Did presidential hopeful Amr Mousa support Egypt-Israel gas deal?

Egyptian presidential hopeful Amr Moussa rejected allegations on Sunday that he had supported plans to export natural gas to Israel when he was Egypt’s foreign minister in 1993, saying the claims were aimed at damaging his reputation.

Egypt’s daily newspaper Youm7 has published a letter Mr. Moussa reportedly sent to the erstwhile minister of petroleum Hamdi El Banbi expressing his support for a plan to export natural gas to Gaza Strip and Israel.

In a statement obtained by Al Arabiya, Mr. Moussa said, “The way the report was written and published and its main headline are not correct,” adding that the report provides incomplete information“in a way designed to insult the minister and accuse him of spying [for Israel].”

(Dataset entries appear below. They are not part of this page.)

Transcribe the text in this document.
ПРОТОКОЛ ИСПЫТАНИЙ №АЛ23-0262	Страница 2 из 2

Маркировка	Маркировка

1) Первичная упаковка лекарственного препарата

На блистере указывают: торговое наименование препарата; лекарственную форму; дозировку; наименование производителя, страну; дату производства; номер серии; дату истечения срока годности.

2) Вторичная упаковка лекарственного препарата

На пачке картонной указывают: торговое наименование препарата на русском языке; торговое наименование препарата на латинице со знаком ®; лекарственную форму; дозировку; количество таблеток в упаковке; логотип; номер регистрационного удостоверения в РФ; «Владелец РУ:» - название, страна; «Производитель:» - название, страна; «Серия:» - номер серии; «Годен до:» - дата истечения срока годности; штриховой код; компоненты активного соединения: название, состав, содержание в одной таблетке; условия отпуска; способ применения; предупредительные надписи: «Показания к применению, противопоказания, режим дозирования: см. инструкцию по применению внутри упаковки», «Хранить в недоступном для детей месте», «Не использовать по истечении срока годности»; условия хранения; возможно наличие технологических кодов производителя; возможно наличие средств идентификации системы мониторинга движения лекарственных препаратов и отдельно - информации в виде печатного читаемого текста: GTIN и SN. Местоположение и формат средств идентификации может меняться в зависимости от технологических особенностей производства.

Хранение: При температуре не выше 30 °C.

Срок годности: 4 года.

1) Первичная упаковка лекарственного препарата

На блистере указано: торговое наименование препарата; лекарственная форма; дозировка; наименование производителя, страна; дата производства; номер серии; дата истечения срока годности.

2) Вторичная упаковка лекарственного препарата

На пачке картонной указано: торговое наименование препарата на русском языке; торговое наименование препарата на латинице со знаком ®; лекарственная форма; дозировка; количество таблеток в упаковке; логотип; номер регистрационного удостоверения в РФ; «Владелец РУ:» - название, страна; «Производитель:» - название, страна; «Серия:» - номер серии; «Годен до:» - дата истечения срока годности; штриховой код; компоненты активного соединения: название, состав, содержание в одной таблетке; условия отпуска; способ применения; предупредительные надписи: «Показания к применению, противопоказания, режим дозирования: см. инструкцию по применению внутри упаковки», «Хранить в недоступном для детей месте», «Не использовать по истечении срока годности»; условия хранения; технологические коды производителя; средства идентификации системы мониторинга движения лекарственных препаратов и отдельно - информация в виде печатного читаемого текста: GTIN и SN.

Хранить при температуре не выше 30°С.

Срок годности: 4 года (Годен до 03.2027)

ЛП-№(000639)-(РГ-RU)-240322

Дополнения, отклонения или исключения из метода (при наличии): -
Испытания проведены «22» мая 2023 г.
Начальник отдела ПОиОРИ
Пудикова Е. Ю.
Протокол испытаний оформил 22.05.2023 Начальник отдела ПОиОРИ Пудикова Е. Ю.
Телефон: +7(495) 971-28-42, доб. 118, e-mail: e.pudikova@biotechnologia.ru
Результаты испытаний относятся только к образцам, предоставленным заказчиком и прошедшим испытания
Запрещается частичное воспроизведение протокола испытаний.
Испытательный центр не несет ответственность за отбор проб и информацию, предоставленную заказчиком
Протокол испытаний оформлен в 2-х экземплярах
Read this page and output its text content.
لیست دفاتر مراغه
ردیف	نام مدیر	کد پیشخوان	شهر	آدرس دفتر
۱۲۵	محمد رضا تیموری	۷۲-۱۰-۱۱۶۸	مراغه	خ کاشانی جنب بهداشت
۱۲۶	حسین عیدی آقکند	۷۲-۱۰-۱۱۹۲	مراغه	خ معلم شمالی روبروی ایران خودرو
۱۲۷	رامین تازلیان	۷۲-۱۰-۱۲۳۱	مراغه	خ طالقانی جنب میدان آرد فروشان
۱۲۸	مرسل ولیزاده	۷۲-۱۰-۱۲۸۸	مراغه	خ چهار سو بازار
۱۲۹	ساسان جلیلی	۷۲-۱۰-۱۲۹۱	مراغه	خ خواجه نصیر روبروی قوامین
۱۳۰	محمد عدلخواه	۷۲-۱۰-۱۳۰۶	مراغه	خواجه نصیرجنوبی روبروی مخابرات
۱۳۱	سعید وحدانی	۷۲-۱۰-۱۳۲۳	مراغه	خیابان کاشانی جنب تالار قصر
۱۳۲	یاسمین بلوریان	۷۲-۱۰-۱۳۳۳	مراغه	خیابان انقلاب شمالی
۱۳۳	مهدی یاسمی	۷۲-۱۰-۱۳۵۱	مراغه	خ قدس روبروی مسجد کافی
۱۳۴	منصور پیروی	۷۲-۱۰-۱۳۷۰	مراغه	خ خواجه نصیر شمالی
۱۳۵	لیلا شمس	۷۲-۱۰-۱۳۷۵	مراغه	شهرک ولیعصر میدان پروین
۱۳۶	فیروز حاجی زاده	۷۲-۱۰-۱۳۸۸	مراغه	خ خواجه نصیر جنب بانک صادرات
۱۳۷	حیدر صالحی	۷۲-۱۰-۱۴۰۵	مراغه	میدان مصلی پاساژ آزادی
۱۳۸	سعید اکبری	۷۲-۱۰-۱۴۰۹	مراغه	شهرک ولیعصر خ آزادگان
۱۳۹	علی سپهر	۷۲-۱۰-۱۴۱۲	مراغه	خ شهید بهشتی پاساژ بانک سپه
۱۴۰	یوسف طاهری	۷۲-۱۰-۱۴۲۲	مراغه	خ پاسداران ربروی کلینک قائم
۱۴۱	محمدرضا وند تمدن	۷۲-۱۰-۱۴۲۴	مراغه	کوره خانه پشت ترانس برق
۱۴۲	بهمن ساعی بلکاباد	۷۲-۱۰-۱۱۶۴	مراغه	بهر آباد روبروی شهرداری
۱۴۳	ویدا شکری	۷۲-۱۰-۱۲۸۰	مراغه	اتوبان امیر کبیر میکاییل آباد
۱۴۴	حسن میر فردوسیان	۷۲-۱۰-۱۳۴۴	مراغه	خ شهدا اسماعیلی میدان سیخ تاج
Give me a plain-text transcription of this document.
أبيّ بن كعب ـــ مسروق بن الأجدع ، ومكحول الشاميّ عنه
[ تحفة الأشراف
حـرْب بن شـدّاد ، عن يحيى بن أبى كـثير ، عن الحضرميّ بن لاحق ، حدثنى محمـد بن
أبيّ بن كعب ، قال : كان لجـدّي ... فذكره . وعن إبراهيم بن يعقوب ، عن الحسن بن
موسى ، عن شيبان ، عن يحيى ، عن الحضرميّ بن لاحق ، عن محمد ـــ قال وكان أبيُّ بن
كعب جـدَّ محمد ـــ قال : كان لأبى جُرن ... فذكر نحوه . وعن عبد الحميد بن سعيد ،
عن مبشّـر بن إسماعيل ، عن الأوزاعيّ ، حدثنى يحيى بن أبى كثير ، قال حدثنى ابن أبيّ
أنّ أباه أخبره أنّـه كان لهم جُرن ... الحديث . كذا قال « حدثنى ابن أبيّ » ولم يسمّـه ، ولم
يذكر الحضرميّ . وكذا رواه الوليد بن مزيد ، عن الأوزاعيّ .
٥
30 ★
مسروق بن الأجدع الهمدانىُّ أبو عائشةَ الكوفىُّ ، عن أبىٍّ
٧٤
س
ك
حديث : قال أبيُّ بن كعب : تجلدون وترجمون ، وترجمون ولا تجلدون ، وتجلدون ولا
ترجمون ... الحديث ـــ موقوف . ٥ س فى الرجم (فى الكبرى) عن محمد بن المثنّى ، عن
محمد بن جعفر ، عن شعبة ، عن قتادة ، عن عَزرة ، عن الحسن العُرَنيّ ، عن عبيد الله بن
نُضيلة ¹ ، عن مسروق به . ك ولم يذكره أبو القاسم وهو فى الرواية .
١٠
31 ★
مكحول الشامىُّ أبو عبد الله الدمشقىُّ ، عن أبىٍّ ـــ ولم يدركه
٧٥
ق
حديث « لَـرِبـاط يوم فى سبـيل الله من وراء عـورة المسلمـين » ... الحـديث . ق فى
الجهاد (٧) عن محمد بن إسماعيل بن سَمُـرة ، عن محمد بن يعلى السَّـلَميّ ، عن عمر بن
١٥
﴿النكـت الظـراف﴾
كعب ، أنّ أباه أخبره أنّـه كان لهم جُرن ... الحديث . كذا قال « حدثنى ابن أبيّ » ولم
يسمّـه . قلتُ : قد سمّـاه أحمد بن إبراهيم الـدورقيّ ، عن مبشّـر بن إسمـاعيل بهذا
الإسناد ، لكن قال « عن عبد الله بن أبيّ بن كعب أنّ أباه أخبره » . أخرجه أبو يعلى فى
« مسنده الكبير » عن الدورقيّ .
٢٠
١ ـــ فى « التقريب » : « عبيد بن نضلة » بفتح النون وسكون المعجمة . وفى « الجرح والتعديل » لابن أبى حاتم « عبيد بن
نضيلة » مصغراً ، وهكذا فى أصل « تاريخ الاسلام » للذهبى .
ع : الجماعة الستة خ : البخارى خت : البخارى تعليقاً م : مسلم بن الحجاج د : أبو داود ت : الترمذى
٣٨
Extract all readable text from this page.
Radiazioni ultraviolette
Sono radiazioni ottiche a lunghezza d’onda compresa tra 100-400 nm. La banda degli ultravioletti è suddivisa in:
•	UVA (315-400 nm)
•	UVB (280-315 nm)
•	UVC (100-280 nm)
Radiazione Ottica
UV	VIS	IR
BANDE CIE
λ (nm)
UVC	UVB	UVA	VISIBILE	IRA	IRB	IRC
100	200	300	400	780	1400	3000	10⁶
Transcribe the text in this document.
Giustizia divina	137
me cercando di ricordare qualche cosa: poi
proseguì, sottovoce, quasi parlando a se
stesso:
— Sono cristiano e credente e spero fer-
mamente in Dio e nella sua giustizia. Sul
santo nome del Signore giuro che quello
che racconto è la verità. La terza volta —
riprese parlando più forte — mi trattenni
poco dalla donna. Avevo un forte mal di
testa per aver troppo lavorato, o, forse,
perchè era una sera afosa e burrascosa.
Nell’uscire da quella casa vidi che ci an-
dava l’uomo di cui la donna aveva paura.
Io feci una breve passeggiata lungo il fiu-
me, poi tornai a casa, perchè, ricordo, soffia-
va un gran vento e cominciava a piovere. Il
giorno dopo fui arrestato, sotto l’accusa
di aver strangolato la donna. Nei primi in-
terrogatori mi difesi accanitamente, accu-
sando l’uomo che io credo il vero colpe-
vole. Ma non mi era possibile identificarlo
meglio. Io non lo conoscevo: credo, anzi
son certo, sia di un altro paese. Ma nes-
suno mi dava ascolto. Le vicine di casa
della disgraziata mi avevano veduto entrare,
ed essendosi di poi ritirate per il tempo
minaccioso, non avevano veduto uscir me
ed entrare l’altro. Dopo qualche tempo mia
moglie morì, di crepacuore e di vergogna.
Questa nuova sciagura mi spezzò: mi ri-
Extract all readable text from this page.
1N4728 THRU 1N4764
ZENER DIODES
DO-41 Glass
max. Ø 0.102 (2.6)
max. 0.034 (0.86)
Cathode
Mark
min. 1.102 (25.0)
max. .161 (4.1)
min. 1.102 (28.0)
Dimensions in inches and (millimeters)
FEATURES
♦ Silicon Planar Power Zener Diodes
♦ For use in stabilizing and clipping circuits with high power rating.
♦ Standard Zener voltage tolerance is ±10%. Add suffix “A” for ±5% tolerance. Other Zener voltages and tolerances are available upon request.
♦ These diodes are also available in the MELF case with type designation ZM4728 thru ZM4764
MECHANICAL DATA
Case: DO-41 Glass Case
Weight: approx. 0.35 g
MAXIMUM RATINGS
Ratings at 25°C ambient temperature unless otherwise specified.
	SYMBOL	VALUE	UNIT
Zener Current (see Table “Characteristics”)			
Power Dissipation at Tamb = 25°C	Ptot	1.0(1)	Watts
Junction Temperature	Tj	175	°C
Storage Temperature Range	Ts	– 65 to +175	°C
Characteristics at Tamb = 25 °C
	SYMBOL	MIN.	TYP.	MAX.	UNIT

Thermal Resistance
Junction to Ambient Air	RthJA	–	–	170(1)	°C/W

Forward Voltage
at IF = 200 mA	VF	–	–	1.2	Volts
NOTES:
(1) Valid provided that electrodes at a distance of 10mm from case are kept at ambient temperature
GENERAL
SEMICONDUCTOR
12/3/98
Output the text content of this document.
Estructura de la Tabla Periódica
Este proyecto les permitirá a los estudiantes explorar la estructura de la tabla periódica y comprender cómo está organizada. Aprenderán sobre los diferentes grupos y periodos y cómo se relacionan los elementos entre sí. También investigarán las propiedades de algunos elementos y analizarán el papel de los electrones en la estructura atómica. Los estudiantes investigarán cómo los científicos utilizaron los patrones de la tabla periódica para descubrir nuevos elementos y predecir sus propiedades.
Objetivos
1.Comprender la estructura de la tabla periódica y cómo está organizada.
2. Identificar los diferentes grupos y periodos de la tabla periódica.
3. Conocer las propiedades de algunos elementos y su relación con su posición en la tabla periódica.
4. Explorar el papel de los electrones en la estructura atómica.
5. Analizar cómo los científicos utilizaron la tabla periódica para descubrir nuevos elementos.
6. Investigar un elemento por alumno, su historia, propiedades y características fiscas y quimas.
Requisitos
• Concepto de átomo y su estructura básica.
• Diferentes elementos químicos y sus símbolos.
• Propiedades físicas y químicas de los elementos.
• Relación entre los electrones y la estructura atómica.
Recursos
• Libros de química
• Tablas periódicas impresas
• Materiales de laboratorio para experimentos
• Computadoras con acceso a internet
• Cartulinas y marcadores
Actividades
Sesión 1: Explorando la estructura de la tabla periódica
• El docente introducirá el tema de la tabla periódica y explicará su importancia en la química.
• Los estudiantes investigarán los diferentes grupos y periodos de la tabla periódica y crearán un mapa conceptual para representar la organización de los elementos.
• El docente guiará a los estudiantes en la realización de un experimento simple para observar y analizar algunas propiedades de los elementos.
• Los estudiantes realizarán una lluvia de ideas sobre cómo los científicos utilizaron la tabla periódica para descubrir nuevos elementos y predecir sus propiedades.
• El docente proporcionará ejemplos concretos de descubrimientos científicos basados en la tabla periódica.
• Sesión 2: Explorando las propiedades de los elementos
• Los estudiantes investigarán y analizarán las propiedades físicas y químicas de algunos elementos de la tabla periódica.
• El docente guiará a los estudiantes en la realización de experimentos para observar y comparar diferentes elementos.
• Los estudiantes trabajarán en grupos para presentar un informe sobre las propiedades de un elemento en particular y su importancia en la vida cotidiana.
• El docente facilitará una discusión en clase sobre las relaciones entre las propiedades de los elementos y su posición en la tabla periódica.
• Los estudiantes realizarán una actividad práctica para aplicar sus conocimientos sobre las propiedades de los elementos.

Mr. Mousa told Al Arabiya that the report was part of a campaign to damage his reputation, denouncing “unprecedented” misinformation in the Egypt.

“I promised the Egyptian people that if I am elected president I will work to make them realize their dreams and ambitions, and the people are aware of my sincere feelings and words and this is what bothers many forces that want to tamper with the fate of this nation,” Mr. Moussa, the former secretary general of the 22-nation Arab League, said.

In 2005 Egypt and Israel signed a $2.5 billion agreement on sales of Egyptian natural gas to Israel. The deal was billed then as a sign of warming bilateral relations between the two countries.

Media reports that the gas was being sold to Israel for cheap prompted the outrage of the Egyptian public against their government and the regime of the ousted president Hosni Mubarak.

The price was estimated by Egyptian media to be range between $0.70 and $1.50 per million British thermal units (BTU). Israeli media report a higher price between $2.50 and $4 per million BTUs. The average global price for natural gas is between $6 and $7 per million BTUs.

The flow of natural gas from Egypt was halted in early February 2011 after a pipeline was sabotaged by unknown militants.

Mr. Moussa had said he would reassess the terms of the Israeli gas deal if he were elected amid hints from Egyptian officials that the contract may eventually be renegotiated or terminated.